Business planning covers all issues that relate to your startup or business. The business plan fully reflects the anticipated activities of the company in the short and long term. It can be modified slightly as new strategies and approaches emerge.
Eminent personalities in management and marketing believe that most people come up with dozens of ideas every day. However, not every idea grows into a successful business idea. For a business idea to become feasible, it is necessary to draw up a business plan correctly.
How to Create a Business Plan Yourself, and What Is Needed for This?
Before creating a business plan, it will not be superfluous to analyse the data and take into account the current market situation. To structure all the information received, you can use one of the preliminary analysis methods — SWOT. It is very suitable for small businesses.
What is the SWOT analysis, and how is it used in a business plan?
SWOT analysis is required to assess the internal and external resources of the company, drawing up an objective picture for the business plan and consists of the following components:
- Strengths — for example, this may include low production costs, high professionalism of employees, an innovative product component, attractive product packaging or a high level of company service, etc.
- Weaknesses — these include such factors as the lack of own retail space, low brand awareness among potential buyers, etc.
- Opportunities — business opportunities imply such factors as the introduction of new materials and technologies for the production of a company’s goods, obtaining additional funding for a project, etc.
- Threats — for business, these can be criteria such as the economic and political situation in a country or region, peculiarities of consumers’ mentality, the level of technology development in the territory of doing business, etc.
How to Develop a Business Plan: Step-by-step Instructions
Before filling out the sections in detail, collect as much additional information as possible on the topic of your future project. You may visit the Forextime blog. You need to analyse the industry, study ways to promote your products/services, understand which companies are your competitors in the market, and maybe gain additional finances when forex trading, especially online stock. Also, estimate the amount of tax deductions for your company and the resources of the future project. For instance, cash, intellectual, time, personnel, etc.
1. The introductory part of the project summary
Here, you have to make a positive impression on investors and give a general description of the business plan as a whole. Therefore, the following points should be considered in this section:
- the direction of the company;
- target sales markets and the company’s place in them;
- profitability and period of return on investment;
- personnel and responsible persons;
- planned quantitative and qualitative indicators as a result of work by periods.
2. Description of products and services
You need to decide and describe what services or goods you intend to sell. For this, studying your target audience and understanding the portrait of the final buyer will help. You can shoot a video about your products/services, or take a photo. Analyse the market for similar products or services in your target market and describe the pricing model. Try to answer the question, “Can you compete with the existing companies in your segment?” After such an analysis, you will have a clear idea for whom you are producing your products, as well as understand the characteristics of your product.

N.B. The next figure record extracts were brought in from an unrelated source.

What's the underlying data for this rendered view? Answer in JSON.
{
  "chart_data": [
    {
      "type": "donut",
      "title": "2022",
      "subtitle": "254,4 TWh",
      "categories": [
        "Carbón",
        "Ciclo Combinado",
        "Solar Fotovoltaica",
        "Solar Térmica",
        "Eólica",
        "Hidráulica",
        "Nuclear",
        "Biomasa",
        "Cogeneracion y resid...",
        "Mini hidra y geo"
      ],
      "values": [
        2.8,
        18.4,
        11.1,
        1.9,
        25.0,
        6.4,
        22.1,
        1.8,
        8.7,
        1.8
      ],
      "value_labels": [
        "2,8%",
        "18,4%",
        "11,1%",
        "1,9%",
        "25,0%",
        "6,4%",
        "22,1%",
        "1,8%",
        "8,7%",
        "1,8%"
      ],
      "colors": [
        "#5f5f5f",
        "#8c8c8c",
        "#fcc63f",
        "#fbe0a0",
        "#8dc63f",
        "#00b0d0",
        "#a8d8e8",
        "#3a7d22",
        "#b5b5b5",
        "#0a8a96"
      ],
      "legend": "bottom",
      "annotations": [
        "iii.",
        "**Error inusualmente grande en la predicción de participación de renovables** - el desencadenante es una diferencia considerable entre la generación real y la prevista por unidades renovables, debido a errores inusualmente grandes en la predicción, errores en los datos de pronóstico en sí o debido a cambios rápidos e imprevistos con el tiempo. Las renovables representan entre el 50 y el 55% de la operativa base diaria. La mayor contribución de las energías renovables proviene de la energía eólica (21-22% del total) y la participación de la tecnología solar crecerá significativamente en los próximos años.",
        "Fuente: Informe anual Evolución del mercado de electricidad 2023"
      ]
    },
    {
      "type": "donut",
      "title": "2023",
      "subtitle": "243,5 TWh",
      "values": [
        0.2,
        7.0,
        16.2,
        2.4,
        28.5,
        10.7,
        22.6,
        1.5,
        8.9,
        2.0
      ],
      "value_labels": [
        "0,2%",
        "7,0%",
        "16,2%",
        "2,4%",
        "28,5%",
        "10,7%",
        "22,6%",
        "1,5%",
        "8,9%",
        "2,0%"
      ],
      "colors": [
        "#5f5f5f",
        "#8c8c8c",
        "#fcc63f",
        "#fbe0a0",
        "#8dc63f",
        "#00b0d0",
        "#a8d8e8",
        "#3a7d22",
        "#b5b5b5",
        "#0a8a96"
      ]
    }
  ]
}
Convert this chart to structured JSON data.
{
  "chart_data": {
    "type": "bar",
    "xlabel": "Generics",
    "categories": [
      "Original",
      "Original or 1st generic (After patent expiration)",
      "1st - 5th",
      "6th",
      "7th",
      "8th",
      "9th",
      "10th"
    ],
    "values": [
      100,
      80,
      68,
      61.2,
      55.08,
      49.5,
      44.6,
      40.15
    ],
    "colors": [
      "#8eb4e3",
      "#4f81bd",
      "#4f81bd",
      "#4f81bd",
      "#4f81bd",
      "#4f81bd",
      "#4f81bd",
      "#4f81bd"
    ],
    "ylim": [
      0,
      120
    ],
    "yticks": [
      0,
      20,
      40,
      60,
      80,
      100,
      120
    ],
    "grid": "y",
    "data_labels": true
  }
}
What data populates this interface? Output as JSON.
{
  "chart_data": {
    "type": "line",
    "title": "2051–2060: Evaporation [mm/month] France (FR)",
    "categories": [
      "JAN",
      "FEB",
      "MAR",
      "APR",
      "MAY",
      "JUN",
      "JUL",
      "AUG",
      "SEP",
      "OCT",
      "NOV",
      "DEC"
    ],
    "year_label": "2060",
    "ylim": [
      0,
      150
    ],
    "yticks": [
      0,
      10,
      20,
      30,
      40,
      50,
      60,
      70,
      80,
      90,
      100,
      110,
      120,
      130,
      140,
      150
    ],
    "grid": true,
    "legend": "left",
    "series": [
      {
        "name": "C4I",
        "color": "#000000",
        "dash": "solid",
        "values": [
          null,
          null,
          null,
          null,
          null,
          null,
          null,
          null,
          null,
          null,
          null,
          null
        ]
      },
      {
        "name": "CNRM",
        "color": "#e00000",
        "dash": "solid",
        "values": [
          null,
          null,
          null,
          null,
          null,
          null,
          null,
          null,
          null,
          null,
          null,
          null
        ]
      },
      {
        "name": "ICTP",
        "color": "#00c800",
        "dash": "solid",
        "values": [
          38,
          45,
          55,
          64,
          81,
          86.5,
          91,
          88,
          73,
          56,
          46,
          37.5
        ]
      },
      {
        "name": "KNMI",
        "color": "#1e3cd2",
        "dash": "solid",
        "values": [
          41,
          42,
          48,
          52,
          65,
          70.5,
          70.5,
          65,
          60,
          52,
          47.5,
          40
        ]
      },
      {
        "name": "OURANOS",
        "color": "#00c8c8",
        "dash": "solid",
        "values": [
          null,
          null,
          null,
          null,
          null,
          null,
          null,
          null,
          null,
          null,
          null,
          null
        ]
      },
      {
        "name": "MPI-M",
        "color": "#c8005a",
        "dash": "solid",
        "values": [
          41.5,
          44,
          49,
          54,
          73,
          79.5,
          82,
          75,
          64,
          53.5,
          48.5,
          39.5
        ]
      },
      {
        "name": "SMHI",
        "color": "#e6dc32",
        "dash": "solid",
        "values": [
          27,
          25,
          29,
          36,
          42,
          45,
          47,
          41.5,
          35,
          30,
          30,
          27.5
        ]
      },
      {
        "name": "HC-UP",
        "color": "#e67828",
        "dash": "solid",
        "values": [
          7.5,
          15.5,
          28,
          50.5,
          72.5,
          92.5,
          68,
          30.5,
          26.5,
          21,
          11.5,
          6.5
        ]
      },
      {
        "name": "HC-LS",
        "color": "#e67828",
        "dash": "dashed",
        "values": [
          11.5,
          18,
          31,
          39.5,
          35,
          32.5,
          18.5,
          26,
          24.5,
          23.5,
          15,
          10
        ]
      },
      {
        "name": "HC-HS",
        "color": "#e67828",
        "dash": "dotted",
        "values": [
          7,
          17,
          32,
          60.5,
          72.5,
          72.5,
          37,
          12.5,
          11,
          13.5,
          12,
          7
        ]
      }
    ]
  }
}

3. Market analysis and marketing strategy
To understand in what conditions your company will operate and which competitors can be distinguished in your environment in Nigeria, you have to define a marketing strategy as accurately as possible. The strategy includes an analysis of the market environment, competitors, and your strategy for promoting the product in the current environment to the end consumer. After all this, be sure to draw up an approximate sales plan by a quarter to understand how much revenue and net profit your business can potentially bring.
4. Production plan
This section can be skipped if your company is going to provide services or sell goods, that is, engage in trade. If your company plans to manufacture products, then you have to understand how much production capacity you need to implement production, in what sequence the equipment will be introduced and prepared for work. Evaluate the expected dynamics of increase in production over time and the logistics of the required raw materials. Create a flow chart to see a picture of your entire operation.
5. Organizational plan
In this section, it is necessary to reflect your actions on organizing the business, broken down into specific steps with the time frame for the implementation of each stage, the person in charge and the expected results. Also, pay attention to:
Financial plan or budgeting
In this part of the business plan, you draw up a detailed estimate and plan the company’s budget. Typically, a company has one-time and recurring costs. One-time costs include the purchase of equipment or premises, an advertising sign, etc. Recurrent costs include consumables, raw materials, rent, utility bills, wages, and the purchase of goods.
Expected results, risk assessment and development prospects
You can consider several options for the development of events concerning your business, assess the risks and development prospects. Based on estimated financial figures, analyse the business plan and try to evaluate your project.
If you were an investor, and you were offered to invest in such an enterprise based on this business plan, would you agree?